Edward Acres, managing director at Nottingham-based architectural practice, Acres Architects, issued a warning about the future of UK city centres last week as he addressed an audience at The Housing and Build to Rent Conference.
He called on councils, investors and developers to work together to recognise that the anthropology of our town and city centres have changed, suggesting city centre spaces could become disused without such collaboration. He said: “The death of the city centre is a very real possibility unless developers and investors recognise the inevitable shift towards spaces of cultural understanding and enjoyment”.
While speaking at the online conference attended by senior professionals and key decision makers in the housing, private rental and Build to Rent sectors, Acres added: “From analysis of the markets, it is clear that we are about to experience an economic boom, akin to that seen in the roaring twenties. There seems to be much emphasis on shops closing down, and a real worry about what lies ahead for our town and city centre spaces, but I feel that we will make a move towards Roman culture, where business will be done on the streets. City centres should become destinations for coffee, culture, museums and enjoyment.”

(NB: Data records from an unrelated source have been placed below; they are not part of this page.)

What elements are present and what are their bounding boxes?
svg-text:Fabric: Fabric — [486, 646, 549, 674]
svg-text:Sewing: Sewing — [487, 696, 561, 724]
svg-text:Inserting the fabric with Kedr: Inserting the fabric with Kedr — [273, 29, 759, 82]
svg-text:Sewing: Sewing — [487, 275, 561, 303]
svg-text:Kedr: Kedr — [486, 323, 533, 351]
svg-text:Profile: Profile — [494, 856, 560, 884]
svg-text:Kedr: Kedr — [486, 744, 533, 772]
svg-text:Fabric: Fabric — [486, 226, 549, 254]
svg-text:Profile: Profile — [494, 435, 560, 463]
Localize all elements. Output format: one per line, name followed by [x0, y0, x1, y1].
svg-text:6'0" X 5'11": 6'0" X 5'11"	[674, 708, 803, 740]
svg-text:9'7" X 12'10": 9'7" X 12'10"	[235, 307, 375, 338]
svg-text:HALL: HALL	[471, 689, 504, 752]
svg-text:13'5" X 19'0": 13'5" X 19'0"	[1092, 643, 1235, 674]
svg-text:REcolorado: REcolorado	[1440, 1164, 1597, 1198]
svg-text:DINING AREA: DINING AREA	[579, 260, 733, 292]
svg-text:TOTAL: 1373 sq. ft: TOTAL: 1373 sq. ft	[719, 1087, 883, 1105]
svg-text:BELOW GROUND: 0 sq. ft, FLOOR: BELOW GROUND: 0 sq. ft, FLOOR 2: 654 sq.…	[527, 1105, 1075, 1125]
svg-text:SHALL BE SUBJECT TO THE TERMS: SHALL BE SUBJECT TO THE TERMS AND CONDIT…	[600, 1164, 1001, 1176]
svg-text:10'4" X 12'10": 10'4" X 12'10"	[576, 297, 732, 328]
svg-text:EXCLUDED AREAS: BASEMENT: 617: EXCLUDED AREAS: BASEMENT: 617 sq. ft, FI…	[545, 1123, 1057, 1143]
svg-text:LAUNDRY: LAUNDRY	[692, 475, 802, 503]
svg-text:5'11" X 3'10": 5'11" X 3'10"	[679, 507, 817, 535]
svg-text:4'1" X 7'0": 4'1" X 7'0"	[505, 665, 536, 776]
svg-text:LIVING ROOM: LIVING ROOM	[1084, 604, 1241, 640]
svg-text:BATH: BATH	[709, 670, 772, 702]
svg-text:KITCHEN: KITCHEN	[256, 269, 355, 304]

He added: “Many years ago, twenty-somethings would buy apartments in the city, close to the nightlife, and the suburbs were seen as desirable for rearing your children, settling down and moving on to that next stage of your life. There has been a shift in recent years and Build to Rent trends are seeing more and more developers making use of disused buildings and remodelling them into much needed housing.”
Acres’ comments come following a recent announcement by retail giant John Lewis that it is to move into the residential property market, and has set its sights on building 10,000 homes for rental in the coming years.
The department store chain revealed plans to use sites in its existing property portfolio to deliver 7,000 of that initial total in a bid to address the national housing shortage whilst supporting local communities.